Without the extra money from investors, who include Canadian pension fund Omers and the Universities Superannuation Scheme, Thames would be at risk of relying on a taxpayer-backed bailout. The business needs billions of pounds to survive.
Thames announced last year that investors were willing to inject £3.25bn into the business, with £750m expected in 2024.
5 things to start your day
1) National Living Wage should start at 18 instead of 21, says pay-setting group | Business chiefs warn change would be unaffordable
2) Crunch meeting at Thames Water amid scramble for £750m | Directors race to finalise lifeline from shareholders and avoid special administration
3) BT to convert 2,000 old payphones into advertising screens | Telecoms giant plans to triple its number of digital screens despite local backlash
4) Morrisons’ losses mount amid debt finance pressures | Higher interest rates hammer supermarket as it attempts ambitious turnaround plan
5) Insurers face record $3bn bill from Baltimore bridge collapse | Payout will be up to double the claim for Costa Concordia wreck, say analysts
What happened overnight
Asian investors trod carefully on Thursday after a Federal Reserve official floated the idea of delaying or reducing interest rate cuts.
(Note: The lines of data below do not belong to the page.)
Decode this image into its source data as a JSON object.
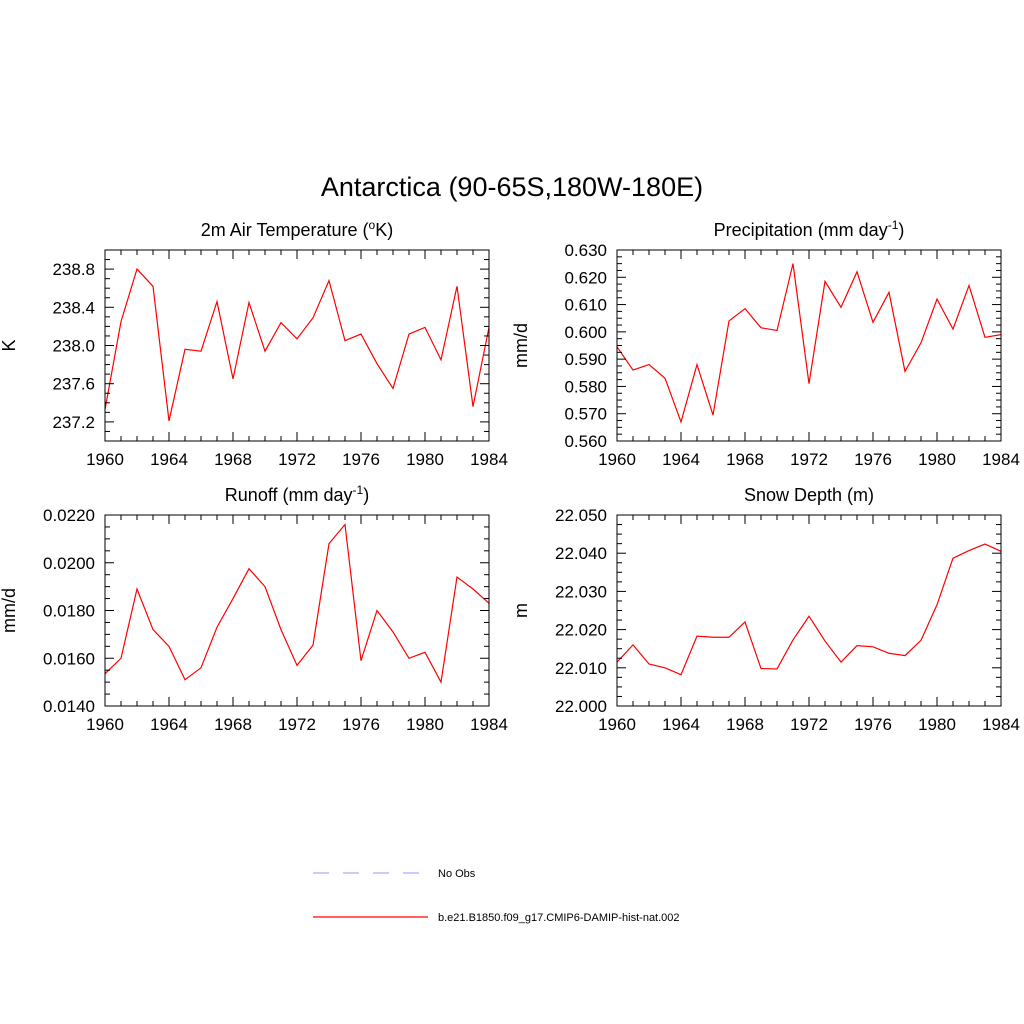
{
  "figure": {
    "title": "Antarctica (90-65S,180W-180E)"
  },
  "colors": {
    "model": "#ff0000",
    "obs": "#aaaaff",
    "axes": "#000000"
  },
  "legend": {
    "entries": [
      {
        "label": "No Obs",
        "style": "dashed",
        "color": "#aaaaff"
      },
      {
        "label": "b.e21.B1850.f09_g17.CMIP6-DAMIP-hist-nat.002",
        "style": "solid",
        "color": "#ff0000"
      }
    ]
  },
  "chart_data": [
    {
      "type": "line",
      "title": "2m Air Temperature",
      "title_unit": "(°K)",
      "ylabel": "K",
      "xlabel": "",
      "xlim": [
        1960,
        1984
      ],
      "ylim": [
        237.0,
        239.0
      ],
      "xticks": [
        "1960",
        "1964",
        "1968",
        "1972",
        "1976",
        "1980",
        "1984"
      ],
      "yticks": [
        "237.2",
        "237.6",
        "238.0",
        "238.4",
        "238.8"
      ],
      "grid": false,
      "x": [
        1960,
        1961,
        1962,
        1963,
        1964,
        1965,
        1966,
        1967,
        1968,
        1969,
        1970,
        1971,
        1972,
        1973,
        1974,
        1975,
        1976,
        1977,
        1978,
        1979,
        1980,
        1981,
        1982,
        1983,
        1984
      ],
      "series": [
        {
          "name": "b.e21.B1850.f09_g17.CMIP6-DAMIP-hist-nat.002",
          "values": [
            237.33,
            238.25,
            238.8,
            238.62,
            237.21,
            237.96,
            237.94,
            238.46,
            237.65,
            238.45,
            237.94,
            238.24,
            238.07,
            238.29,
            238.68,
            238.05,
            238.12,
            237.81,
            237.55,
            238.12,
            238.19,
            237.85,
            238.62,
            237.36,
            238.19
          ]
        }
      ]
    },
    {
      "type": "line",
      "title": "Precipitation",
      "title_unit": "(mm day-1)",
      "ylabel": "mm/d",
      "xlabel": "",
      "xlim": [
        1960,
        1984
      ],
      "ylim": [
        0.56,
        0.63
      ],
      "xticks": [
        "1960",
        "1964",
        "1968",
        "1972",
        "1976",
        "1980",
        "1984"
      ],
      "yticks": [
        "0.560",
        "0.570",
        "0.580",
        "0.590",
        "0.600",
        "0.610",
        "0.620",
        "0.630"
      ],
      "grid": false,
      "x": [
        1960,
        1961,
        1962,
        1963,
        1964,
        1965,
        1966,
        1967,
        1968,
        1969,
        1970,
        1971,
        1972,
        1973,
        1974,
        1975,
        1976,
        1977,
        1978,
        1979,
        1980,
        1981,
        1982,
        1983,
        1984
      ],
      "series": [
        {
          "name": "b.e21.B1850.f09_g17.CMIP6-DAMIP-hist-nat.002",
          "values": [
            0.5945,
            0.586,
            0.588,
            0.583,
            0.567,
            0.588,
            0.5695,
            0.604,
            0.6085,
            0.6015,
            0.6005,
            0.625,
            0.581,
            0.6185,
            0.609,
            0.622,
            0.6035,
            0.6145,
            0.5855,
            0.596,
            0.612,
            0.601,
            0.617,
            0.598,
            0.599
          ]
        }
      ]
    },
    {
      "type": "line",
      "title": "Runoff",
      "title_unit": "(mm day-1)",
      "ylabel": "mm/d",
      "xlabel": "",
      "xlim": [
        1960,
        1984
      ],
      "ylim": [
        0.014,
        0.022
      ],
      "xticks": [
        "1960",
        "1964",
        "1968",
        "1972",
        "1976",
        "1980",
        "1984"
      ],
      "yticks": [
        "0.0140",
        "0.0160",
        "0.0180",
        "0.0200",
        "0.0220"
      ],
      "grid": false,
      "x": [
        1960,
        1961,
        1962,
        1963,
        1964,
        1965,
        1966,
        1967,
        1968,
        1969,
        1970,
        1971,
        1972,
        1973,
        1974,
        1975,
        1976,
        1977,
        1978,
        1979,
        1980,
        1981,
        1982,
        1983,
        1984
      ],
      "series": [
        {
          "name": "b.e21.B1850.f09_g17.CMIP6-DAMIP-hist-nat.002",
          "values": [
            0.01535,
            0.016,
            0.0189,
            0.0172,
            0.0165,
            0.0151,
            0.0156,
            0.0173,
            0.0185,
            0.01975,
            0.019,
            0.0172,
            0.0157,
            0.01655,
            0.0208,
            0.0216,
            0.0159,
            0.018,
            0.0171,
            0.016,
            0.01625,
            0.015,
            0.0194,
            0.0189,
            0.0183
          ]
        }
      ]
    },
    {
      "type": "line",
      "title": "Snow Depth",
      "title_unit": "(m)",
      "ylabel": "m",
      "xlabel": "",
      "xlim": [
        1960,
        1984
      ],
      "ylim": [
        22.0,
        22.05
      ],
      "xticks": [
        "1960",
        "1964",
        "1968",
        "1972",
        "1976",
        "1980",
        "1984"
      ],
      "yticks": [
        "22.000",
        "22.010",
        "22.020",
        "22.030",
        "22.040",
        "22.050"
      ],
      "grid": false,
      "x": [
        1960,
        1961,
        1962,
        1963,
        1964,
        1965,
        1966,
        1967,
        1968,
        1969,
        1970,
        1971,
        1972,
        1973,
        1974,
        1975,
        1976,
        1977,
        1978,
        1979,
        1980,
        1981,
        1982,
        1983,
        1984
      ],
      "series": [
        {
          "name": "b.e21.B1850.f09_g17.CMIP6-DAMIP-hist-nat.002",
          "values": [
            22.0115,
            22.016,
            22.011,
            22.01,
            22.0082,
            22.0183,
            22.018,
            22.018,
            22.022,
            22.0098,
            22.0097,
            22.0173,
            22.0235,
            22.017,
            22.0115,
            22.0158,
            22.0155,
            22.0138,
            22.0132,
            22.0172,
            22.0265,
            22.0387,
            22.0407,
            22.0424,
            22.0405
          ]
        }
      ]
    }
  ]
}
Hong Kong, Shanghai, Sydney and Wellington rising, while Singapore, Seoul, Taipei and Jakarta fell.
Tokyo’s benchmark Nikkei 225 closed down 1.5pc, or 594.66 points, at 40,168.07, while the broader Topix index lost 1.7pc, or 48.47 points, to 2,750.81.
Chinese markets recouped losses from the day before. Hong Kong’s Hang Seng index gained 1.1pc to 16,579.99, while the Shanghai Composite advanced 1.2pc to 3,029.01.
Australia’s S&P/ASX 200 jumped 0.9pc to 7,887.00. Taiwan’s Taiex was little changed.